The BCS has ten spots.  Six are reserved for the AQ conference champions.  In my projection, those are:

Clemson (ACC), Cincinnati (Big East), Wisconsin (Big Ten), Oklahoma (Big 12), Stanford (Pac-12), LSU (SEC).

There are also four at-large spots, but two teams automatically qualify for those in my projection:

Alabama, as the highest-rated AQ non-champion, ranked in the top four.
Boise State, as the highest-rated non-AQ conference champion, ranked in the top 12.

That only leaves two spots open.  The rest of my at-large pool contains:

Arkansas, Georgia, Houston, Michigan, Oklahoma State, Oregon, Virginia Tech.

Note that with LSU and Alabama automatically qualified for the BCS and a two-team limit per conference, Arkansas and Georgia cannot be chosen.

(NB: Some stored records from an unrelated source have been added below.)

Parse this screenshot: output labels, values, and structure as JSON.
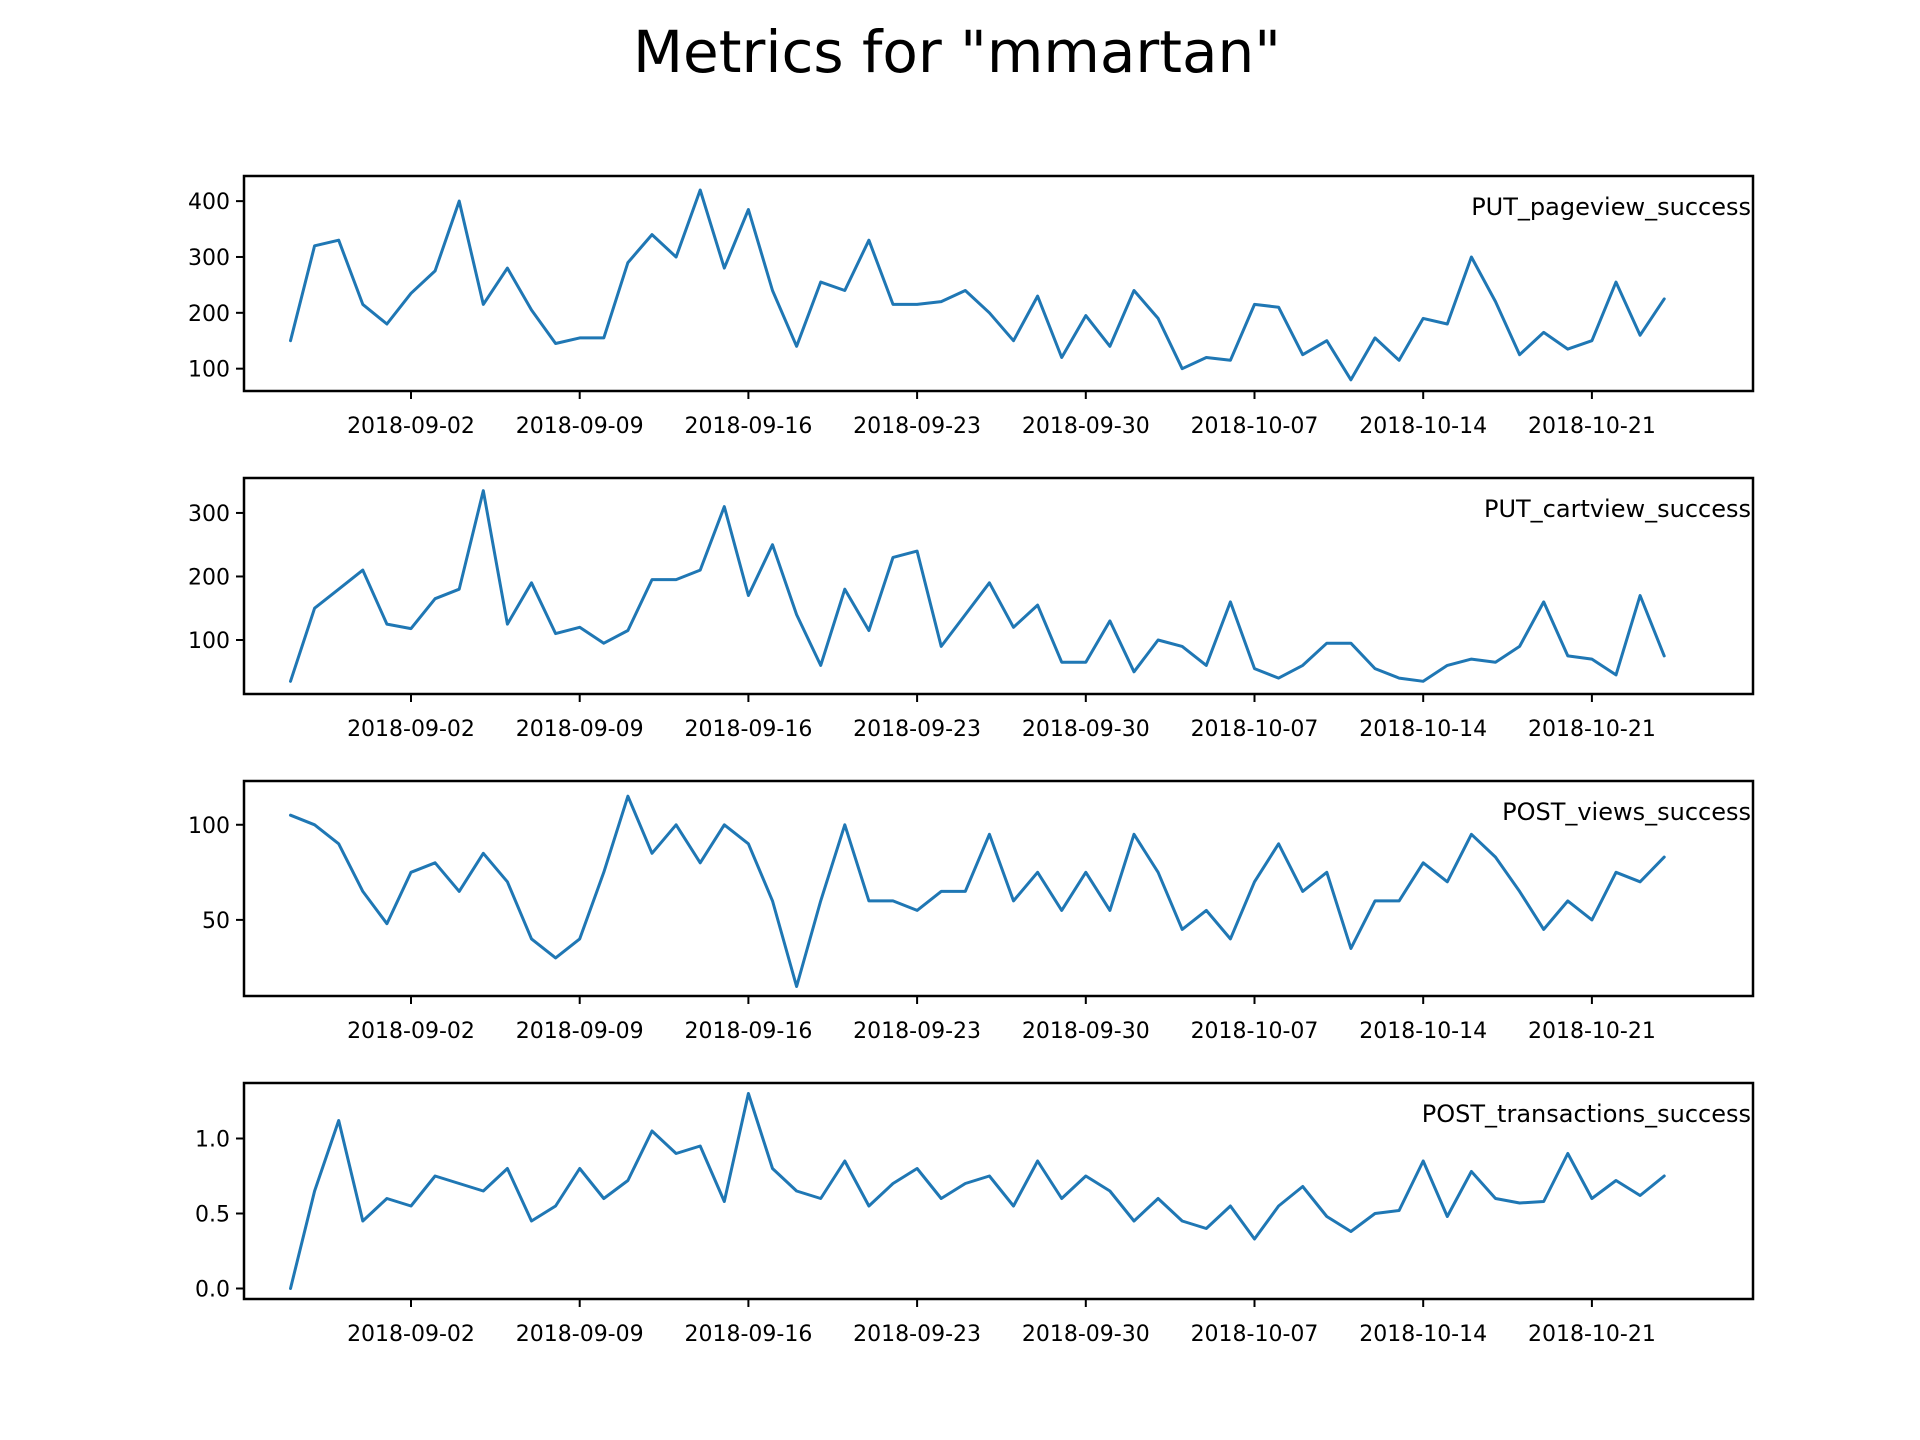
{
  "title": "Metrics for \"mmartan\"",
  "line_color": "#1f77b4",
  "chart_data": [
    {
      "type": "line",
      "series": [
        {
          "name": "PUT_pageview_success",
          "x": [
            "2018-08-28",
            "2018-08-29",
            "2018-08-30",
            "2018-08-31",
            "2018-09-01",
            "2018-09-02",
            "2018-09-03",
            "2018-09-04",
            "2018-09-05",
            "2018-09-06",
            "2018-09-07",
            "2018-09-08",
            "2018-09-09",
            "2018-09-10",
            "2018-09-11",
            "2018-09-12",
            "2018-09-13",
            "2018-09-14",
            "2018-09-15",
            "2018-09-16",
            "2018-09-17",
            "2018-09-18",
            "2018-09-19",
            "2018-09-20",
            "2018-09-21",
            "2018-09-22",
            "2018-09-23",
            "2018-09-24",
            "2018-09-25",
            "2018-09-26",
            "2018-09-27",
            "2018-09-28",
            "2018-09-29",
            "2018-09-30",
            "2018-10-01",
            "2018-10-02",
            "2018-10-03",
            "2018-10-04",
            "2018-10-05",
            "2018-10-06",
            "2018-10-07",
            "2018-10-08",
            "2018-10-09",
            "2018-10-10",
            "2018-10-11",
            "2018-10-12",
            "2018-10-13",
            "2018-10-14",
            "2018-10-15",
            "2018-10-16",
            "2018-10-17",
            "2018-10-18",
            "2018-10-19",
            "2018-10-20",
            "2018-10-21",
            "2018-10-22",
            "2018-10-23",
            "2018-10-24"
          ],
          "values": [
            150,
            320,
            330,
            215,
            180,
            235,
            275,
            400,
            215,
            280,
            205,
            145,
            155,
            155,
            290,
            340,
            300,
            420,
            280,
            385,
            240,
            140,
            255,
            240,
            330,
            215,
            215,
            220,
            240,
            200,
            150,
            230,
            120,
            195,
            140,
            240,
            190,
            100,
            120,
            115,
            215,
            210,
            125,
            150,
            80,
            155,
            115,
            190,
            180,
            300,
            220,
            125,
            165,
            135,
            150,
            255,
            160,
            225
          ]
        }
      ],
      "x_ticks": [
        "2018-09-02",
        "2018-09-09",
        "2018-09-16",
        "2018-09-23",
        "2018-09-30",
        "2018-10-07",
        "2018-10-14",
        "2018-10-21"
      ],
      "y_ticks": [
        "100",
        "200",
        "300",
        "400"
      ],
      "ylim": [
        60,
        445
      ]
    },
    {
      "type": "line",
      "series": [
        {
          "name": "PUT_cartview_success",
          "x": [
            "2018-08-28",
            "2018-08-29",
            "2018-08-30",
            "2018-08-31",
            "2018-09-01",
            "2018-09-02",
            "2018-09-03",
            "2018-09-04",
            "2018-09-05",
            "2018-09-06",
            "2018-09-07",
            "2018-09-08",
            "2018-09-09",
            "2018-09-10",
            "2018-09-11",
            "2018-09-12",
            "2018-09-13",
            "2018-09-14",
            "2018-09-15",
            "2018-09-16",
            "2018-09-17",
            "2018-09-18",
            "2018-09-19",
            "2018-09-20",
            "2018-09-21",
            "2018-09-22",
            "2018-09-23",
            "2018-09-24",
            "2018-09-25",
            "2018-09-26",
            "2018-09-27",
            "2018-09-28",
            "2018-09-29",
            "2018-09-30",
            "2018-10-01",
            "2018-10-02",
            "2018-10-03",
            "2018-10-04",
            "2018-10-05",
            "2018-10-06",
            "2018-10-07",
            "2018-10-08",
            "2018-10-09",
            "2018-10-10",
            "2018-10-11",
            "2018-10-12",
            "2018-10-13",
            "2018-10-14",
            "2018-10-15",
            "2018-10-16",
            "2018-10-17",
            "2018-10-18",
            "2018-10-19",
            "2018-10-20",
            "2018-10-21",
            "2018-10-22",
            "2018-10-23",
            "2018-10-24"
          ],
          "values": [
            35,
            150,
            180,
            210,
            125,
            118,
            165,
            180,
            335,
            125,
            190,
            110,
            120,
            95,
            115,
            195,
            195,
            210,
            310,
            170,
            250,
            140,
            60,
            180,
            115,
            230,
            240,
            90,
            140,
            190,
            120,
            155,
            65,
            65,
            130,
            50,
            100,
            90,
            60,
            160,
            55,
            40,
            60,
            95,
            95,
            55,
            40,
            35,
            60,
            70,
            65,
            90,
            160,
            75,
            70,
            45,
            170,
            75
          ]
        }
      ],
      "x_ticks": [
        "2018-09-02",
        "2018-09-09",
        "2018-09-16",
        "2018-09-23",
        "2018-09-30",
        "2018-10-07",
        "2018-10-14",
        "2018-10-21"
      ],
      "y_ticks": [
        "100",
        "200",
        "300"
      ],
      "ylim": [
        15,
        355
      ]
    },
    {
      "type": "line",
      "series": [
        {
          "name": "POST_views_success",
          "x": [
            "2018-08-28",
            "2018-08-29",
            "2018-08-30",
            "2018-08-31",
            "2018-09-01",
            "2018-09-02",
            "2018-09-03",
            "2018-09-04",
            "2018-09-05",
            "2018-09-06",
            "2018-09-07",
            "2018-09-08",
            "2018-09-09",
            "2018-09-10",
            "2018-09-11",
            "2018-09-12",
            "2018-09-13",
            "2018-09-14",
            "2018-09-15",
            "2018-09-16",
            "2018-09-17",
            "2018-09-18",
            "2018-09-19",
            "2018-09-20",
            "2018-09-21",
            "2018-09-22",
            "2018-09-23",
            "2018-09-24",
            "2018-09-25",
            "2018-09-26",
            "2018-09-27",
            "2018-09-28",
            "2018-09-29",
            "2018-09-30",
            "2018-10-01",
            "2018-10-02",
            "2018-10-03",
            "2018-10-04",
            "2018-10-05",
            "2018-10-06",
            "2018-10-07",
            "2018-10-08",
            "2018-10-09",
            "2018-10-10",
            "2018-10-11",
            "2018-10-12",
            "2018-10-13",
            "2018-10-14",
            "2018-10-15",
            "2018-10-16",
            "2018-10-17",
            "2018-10-18",
            "2018-10-19",
            "2018-10-20",
            "2018-10-21",
            "2018-10-22",
            "2018-10-23",
            "2018-10-24"
          ],
          "values": [
            105,
            100,
            90,
            65,
            48,
            75,
            80,
            65,
            85,
            70,
            40,
            30,
            40,
            75,
            115,
            85,
            100,
            80,
            100,
            90,
            60,
            15,
            60,
            100,
            60,
            60,
            55,
            65,
            65,
            95,
            60,
            75,
            55,
            75,
            55,
            95,
            75,
            45,
            55,
            40,
            70,
            90,
            65,
            75,
            35,
            60,
            60,
            80,
            70,
            95,
            83,
            65,
            45,
            60,
            50,
            75,
            70,
            83
          ]
        }
      ],
      "x_ticks": [
        "2018-09-02",
        "2018-09-09",
        "2018-09-16",
        "2018-09-23",
        "2018-09-30",
        "2018-10-07",
        "2018-10-14",
        "2018-10-21"
      ],
      "y_ticks": [
        "50",
        "100"
      ],
      "ylim": [
        10,
        123
      ]
    },
    {
      "type": "line",
      "series": [
        {
          "name": "POST_transactions_success",
          "x": [
            "2018-08-28",
            "2018-08-29",
            "2018-08-30",
            "2018-08-31",
            "2018-09-01",
            "2018-09-02",
            "2018-09-03",
            "2018-09-04",
            "2018-09-05",
            "2018-09-06",
            "2018-09-07",
            "2018-09-08",
            "2018-09-09",
            "2018-09-10",
            "2018-09-11",
            "2018-09-12",
            "2018-09-13",
            "2018-09-14",
            "2018-09-15",
            "2018-09-16",
            "2018-09-17",
            "2018-09-18",
            "2018-09-19",
            "2018-09-20",
            "2018-09-21",
            "2018-09-22",
            "2018-09-23",
            "2018-09-24",
            "2018-09-25",
            "2018-09-26",
            "2018-09-27",
            "2018-09-28",
            "2018-09-29",
            "2018-09-30",
            "2018-10-01",
            "2018-10-02",
            "2018-10-03",
            "2018-10-04",
            "2018-10-05",
            "2018-10-06",
            "2018-10-07",
            "2018-10-08",
            "2018-10-09",
            "2018-10-10",
            "2018-10-11",
            "2018-10-12",
            "2018-10-13",
            "2018-10-14",
            "2018-10-15",
            "2018-10-16",
            "2018-10-17",
            "2018-10-18",
            "2018-10-19",
            "2018-10-20",
            "2018-10-21",
            "2018-10-22",
            "2018-10-23",
            "2018-10-24"
          ],
          "values": [
            0.0,
            0.65,
            1.12,
            0.45,
            0.6,
            0.55,
            0.75,
            0.7,
            0.65,
            0.8,
            0.45,
            0.55,
            0.8,
            0.6,
            0.72,
            1.05,
            0.9,
            0.95,
            0.58,
            1.3,
            0.8,
            0.65,
            0.6,
            0.85,
            0.55,
            0.7,
            0.8,
            0.6,
            0.7,
            0.75,
            0.55,
            0.85,
            0.6,
            0.75,
            0.65,
            0.45,
            0.6,
            0.45,
            0.4,
            0.55,
            0.33,
            0.55,
            0.68,
            0.48,
            0.38,
            0.5,
            0.52,
            0.85,
            0.48,
            0.78,
            0.6,
            0.57,
            0.58,
            0.9,
            0.6,
            0.72,
            0.62,
            0.75
          ]
        }
      ],
      "x_ticks": [
        "2018-09-02",
        "2018-09-09",
        "2018-09-16",
        "2018-09-23",
        "2018-09-30",
        "2018-10-07",
        "2018-10-14",
        "2018-10-21"
      ],
      "y_ticks": [
        "0.0",
        "0.5",
        "1.0"
      ],
      "ylim": [
        -0.07,
        1.37
      ]
    }
  ]
}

The first thing that happens is that the top two teams go into the title game, and the other contracted conference champions get put in their bowls.  So, we start with:

Title game: LSU vs Stanford
Rose: Wisconsin vs ?
Fiesta: Oklahoma vs ?
Sugar: ? vs ?
Orange: Clemson vs ?

The next step is that the bowls that lost conference champions to the title game get to choose replacement.  They always choose teams from their conference tie-in if one is available.  The Sugar chooses first because it lost the No. 1 team, and takes Alabama.  The Rose picks Oregon to replace Stanford.  Now, we have:

Title game: LSU vs Stanford
Rose: Wisconsin vs Oregon
Fiesta: Oklahoma vs ?
Sugar: Alabama vs ?
Orange: Clemson vs ?

Boise State and Cincinnati still have to go somewhere, so only one at-large spot is open.

The Fiesta gets the first choice of selections for its game in this year's rotation, followed by the Sugar and Orange.  The Fiesta can chose from Boise State, Cincinnati, Houston, Michigan, Oklahoma State and Virginia Tech.

Michigan blows all of those other teams out of the water in terms of fan base and marquee value.  Not even close.  Also, Michigan's fan base would not be jaded by a recent run of success, as sometimes happens with other schools. 

However, two other choices would be much higher ranked:

Oklahoma State isn't a good choice because conference mate Oklahoma is already there.
Boise State would be OK, but the Fiesta has had the Broncos both times it has been in the BCS (including one memorable meeting with the Sooners), and would probably prefer to leave them for someone else.

So, while the Fiesta might go with Boise, but I think the allure of Michigan will be too good to pass up.

The Sugar gets the next pick, and with only Boise or Cincinnati to choose from, the Broncos are an easy choice.  The Bearcats end up in the Orange, and Oklahoma State and its 11-1 record drop out.

Them's the breaks.  Note that if either of the other bowls had first choice instead of the Fiesta, Oklahoma State would almost certainly be that choice.  Also, if the Fiesta did decide to choose Boise, OSU would almost certainly end up in the Sugar.